Selama ini, banyak perusahaan mengandalkan metode seperti REBA (Rapid Entire Body Assessment) atau RULA (Rapid Upper Limb Assessment) yang berfokus pada tugas rutin dengan langkah kerja yang konsisten. Namun, proses non-rutin memiliki karakteristik yang berbeda:

  • Langkah kerja tidak selalu sama setiap kali dilakukan,
  • Posisi tubuh bisa berubah drastis sesuai kondisi lapangan,
  • Durasi dan frekuensi kerja sulit diprediksi,
  • Faktor lingkungan (pencahayaan, suhu, ruang gerak) sering tidak terkendali.

Akibatnya, ketika penilaian ergonomi hanya mengandalkan pendekatan berbasis tugas yang statis, nilai risiko sering kali lebih rendah dari kondisi nyata, menimbulkan false sense of safety bagi perusahaan.


Temuan Studi 2025: Kebutuhan Validitas yang Lebih Tinggi

Penelitian lintas industri yang dilakukan oleh tim ergonomi internasional pada tahun 2025 menemukan bahwa:

  • 78% penilaian ergonomi task-based tidak menangkap variasi gerakan tubuh dalam proses non-rutin,
  • 60% hasil pengukuran risiko berbeda signifikan ketika dibandingkan dengan metode observasi langsung,
  • Penggunaan sensor gerak dan wearable device memberikan hasil yang lebih konsisten dan valid.

Dengan kata lain, validitas metode tradisional menurun dalam konteks pekerjaan dinamis dan tidak terstruktur.


Implikasi Praktis bagi Dunia Kerja

Hasil ini membawa implikasi penting bagi perusahaan yang menerapkan program K3 (Keselamatan dan Kesehatan Kerja):

  1. Evaluasi ulang metode penilaian ergonomi.

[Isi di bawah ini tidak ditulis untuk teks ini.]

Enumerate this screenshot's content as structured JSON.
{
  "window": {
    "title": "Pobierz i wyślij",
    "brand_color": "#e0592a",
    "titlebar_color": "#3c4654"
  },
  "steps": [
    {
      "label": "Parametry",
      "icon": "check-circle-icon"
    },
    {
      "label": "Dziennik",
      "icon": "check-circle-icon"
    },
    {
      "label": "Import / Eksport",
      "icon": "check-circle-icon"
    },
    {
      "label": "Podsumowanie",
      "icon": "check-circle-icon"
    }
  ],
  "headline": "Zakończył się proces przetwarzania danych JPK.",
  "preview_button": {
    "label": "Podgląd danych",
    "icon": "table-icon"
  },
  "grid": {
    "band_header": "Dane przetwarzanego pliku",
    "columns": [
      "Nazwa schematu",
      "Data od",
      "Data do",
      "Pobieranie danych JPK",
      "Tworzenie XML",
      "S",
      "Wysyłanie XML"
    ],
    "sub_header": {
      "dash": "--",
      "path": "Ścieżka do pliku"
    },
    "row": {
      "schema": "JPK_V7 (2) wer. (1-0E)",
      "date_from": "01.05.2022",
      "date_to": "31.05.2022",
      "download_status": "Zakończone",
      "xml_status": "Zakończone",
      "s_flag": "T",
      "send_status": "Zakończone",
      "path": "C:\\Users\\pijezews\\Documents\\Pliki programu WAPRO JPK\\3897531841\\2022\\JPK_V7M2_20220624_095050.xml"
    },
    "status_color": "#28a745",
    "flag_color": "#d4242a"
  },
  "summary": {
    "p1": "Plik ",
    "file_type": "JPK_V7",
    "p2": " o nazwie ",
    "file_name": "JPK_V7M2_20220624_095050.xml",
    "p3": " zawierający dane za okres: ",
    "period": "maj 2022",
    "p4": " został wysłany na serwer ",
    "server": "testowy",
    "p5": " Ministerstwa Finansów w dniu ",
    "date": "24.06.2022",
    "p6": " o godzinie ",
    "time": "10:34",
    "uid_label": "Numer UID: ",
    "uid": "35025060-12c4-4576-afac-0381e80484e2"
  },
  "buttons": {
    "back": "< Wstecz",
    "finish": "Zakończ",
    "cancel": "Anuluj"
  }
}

Perusahaan perlu memastikan bahwa pendekatan yang digunakan mampu merepresentasikan aktivitas nyata, bukan hanya prosedur standar.
  2. Pelatihan untuk observer ergonomi. Petugas yang melakukan penilaian perlu dilatih mengenali tanda-tanda kelelahan, postur tidak stabil, serta faktor psikosocial yang mungkin muncul dalam proses non-rutin.
  3. Integrasi dengan manajemen risiko. Hasil penilaian ergonomi harus dikaitkan dengan sistem manajemen risiko kerja agar temuan lapangan langsung berdampak pada kebijakan pencegahan.

Menuju Pendekatan Multi-Metode dan Pengukuran Langsung

Para peneliti merekomendasikan adopsi pendekatan multi-metode untuk meningkatkan validitas penilaian, meliputi:

  • Kombinasi observasi langsung dan sensor biomekanik, seperti accelerometer, IMU, atau motion capture portable,
  • Pencatatan video dan analisis postur dinamis, untuk mendeteksi variasi beban dan gerakan,
  • Kuesioner subjektif pekerja, untuk mengukur persepsi kelelahan dan tekanan mental,
  • Analisis temporal, guna memahami seberapa sering dan berapa lama postur berisiko terjadi dalam proses kerja.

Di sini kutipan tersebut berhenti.